Rellene todos los depósitos para mantener el volumen de líquido durante todo el experimento. Después de que los tejidos se hayan equilibrado durante 30 minutos para permitir que la vasculatura se ajuste al nuevo flujo de fluido, establezca la perfusión basal mediante la recolección de efluentes durante 10 minutos de ambos barcos de pesaje.

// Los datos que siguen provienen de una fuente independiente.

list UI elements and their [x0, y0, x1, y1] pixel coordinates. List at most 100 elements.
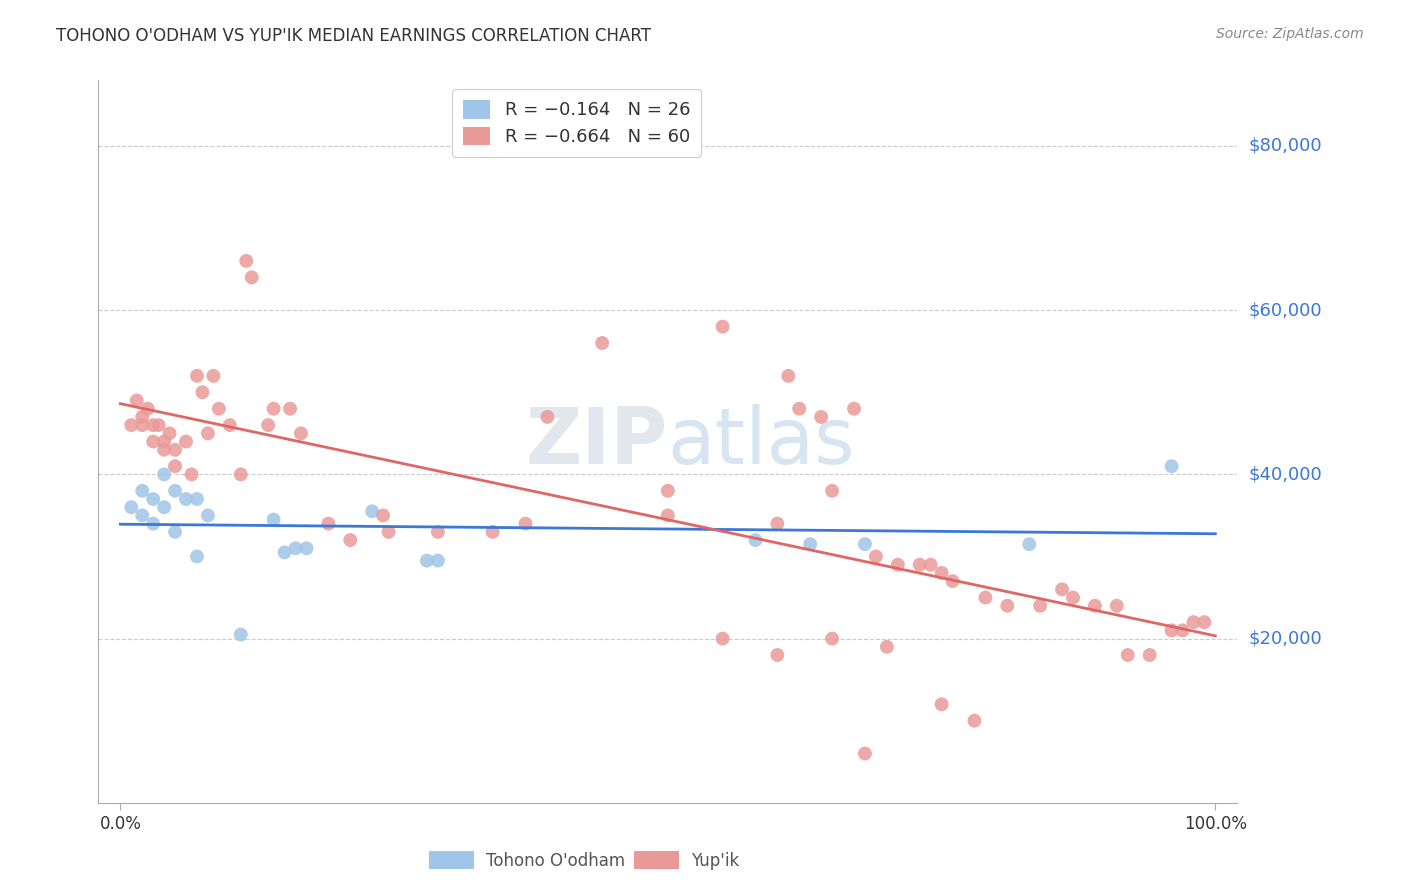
Point [339, 533, 361, 547]
Point [174, 491, 197, 506]
Point [974, 591, 997, 605]
Point [942, 574, 965, 588]
Point [273, 545, 295, 559]
Point [887, 558, 910, 572]
Point [371, 508, 394, 523]
Point [481, 524, 503, 539]
Text: TOHONO O'ODHAM VS YUP'IK MEDIAN EARNINGS CORRELATION CHART: TOHONO O'ODHAM VS YUP'IK MEDIAN EARNINGS… [56, 27, 651, 45]
Point [766, 516, 789, 531]
Point [865, 549, 887, 564]
Point [318, 516, 340, 531]
Point [125, 393, 148, 408]
Point [257, 418, 280, 433]
Point [515, 516, 537, 531]
Point [202, 368, 225, 383]
Point [131, 483, 153, 498]
Point [1050, 582, 1073, 597]
Point [426, 553, 449, 567]
Point [1105, 599, 1128, 613]
Point [136, 401, 159, 416]
Point [1139, 648, 1161, 662]
Point [153, 500, 176, 515]
Point [1171, 624, 1194, 638]
Point [787, 401, 810, 416]
Point [120, 418, 142, 433]
Point [131, 418, 153, 433]
Point [240, 270, 263, 285]
Point [778, 368, 800, 383]
Point [416, 553, 439, 567]
Text: Source: ZipAtlas.com: Source: ZipAtlas.com [1216, 27, 1364, 41]
Point [876, 640, 898, 654]
Point [1182, 615, 1205, 630]
Text: Yup'ik: Yup'ik [690, 852, 740, 870]
Point [153, 434, 176, 449]
Point [377, 524, 399, 539]
Point [1084, 599, 1107, 613]
Point [995, 599, 1018, 613]
Bar [634, 851, 679, 870]
Point [657, 483, 679, 498]
Point [284, 541, 307, 556]
Point [197, 508, 219, 523]
Point [1194, 615, 1216, 630]
Point [711, 632, 734, 646]
Point [186, 491, 208, 506]
Text: ZIP: ZIP [526, 403, 668, 480]
Point [165, 483, 187, 498]
Point [810, 409, 832, 424]
Point [197, 426, 219, 441]
Point [229, 467, 252, 482]
Point [165, 442, 187, 457]
Point [131, 409, 153, 424]
Point [361, 504, 384, 518]
Point [908, 558, 931, 572]
Point [799, 537, 821, 551]
Point [821, 483, 844, 498]
Point [1160, 624, 1182, 638]
Legend: R = −0.164   N = 26, R = −0.664   N = 60: R = −0.164 N = 26, R = −0.664 N = 60 [453, 89, 702, 157]
Point [153, 467, 176, 482]
Point [657, 508, 679, 523]
Point [159, 426, 181, 441]
Point [1029, 599, 1052, 613]
Text: $40,000: $40,000 [1249, 466, 1322, 483]
Point [148, 418, 170, 433]
Point [295, 541, 318, 556]
Bar [429, 851, 474, 870]
Point [1062, 591, 1084, 605]
Point [186, 549, 208, 564]
Point [165, 524, 187, 539]
Point [1160, 459, 1182, 474]
Point [744, 533, 766, 547]
Point [131, 508, 153, 523]
Point [174, 434, 197, 449]
Point [263, 401, 285, 416]
Point [278, 401, 301, 416]
Point [711, 319, 734, 334]
Point [426, 524, 449, 539]
Point [1116, 648, 1139, 662]
Point [263, 512, 285, 526]
Point [853, 537, 876, 551]
Text: $80,000: $80,000 [1249, 137, 1322, 155]
Point [153, 442, 176, 457]
Text: atlas: atlas [668, 403, 855, 480]
Point [931, 566, 953, 580]
Point [931, 698, 953, 712]
Point [165, 459, 187, 474]
Point [766, 648, 789, 662]
Point [218, 418, 240, 433]
Point [186, 368, 208, 383]
Point [536, 409, 558, 424]
Point [963, 714, 986, 728]
Text: Tohono O'odham: Tohono O'odham [485, 852, 624, 870]
Point [235, 253, 257, 268]
Point [920, 558, 942, 572]
Point [191, 385, 214, 400]
Point [208, 401, 231, 416]
Point [853, 747, 876, 761]
Point [180, 467, 202, 482]
Point [842, 401, 865, 416]
Point [290, 426, 312, 441]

Mida el volumen de líquido que emerge a través de la arteria uterina y la vena umbilical.
Al final del período de recolección basal, administre el tratamiento experimental en la arteria uterina. Luego recoja muestras de la arteria uterina distal y del efluente de la vena umbilical fetal cada 10 minutos durante un total de 180 minutos después de la perfusión. Mida los contaminantes dentro de las muestras de fluidos.
La perfusión con tinte azul Evans para probar el sistema y visualizar la función adecuada de barrera fluida y placentaria para prevenir la transferencia de contaminantes al compartimento fetal revela que el tinte alcanzó y perfundió el tejido placentario dentro de este sistema. Tras una investigación más estrecha, está claro que el tinte azul Evans no entró en la vena umbilical fetal, lo que se espera, ya que el tinte azul Evans está destinado a la albúmina. En este experimento representativo, se identificó una transferencia de fluido reducida al compartimento fetal dentro de los 10 minutos posteriores a la perfusión de poliestireno.
La transferencia de poliestireno al compartimento fetal alcanzó su punto máximo a los 20 minutos y continuó durante 90 minutos. Lo más importante a recordar durante la cánula es ir lentamente. Las pipetas y el tejido son muy delicados y pueden romperse o romperse fácilmente.
Al sopesar la efluencia, esta metodología podría utilizarse para investigar la fisiología placentaria, así como la translocación material.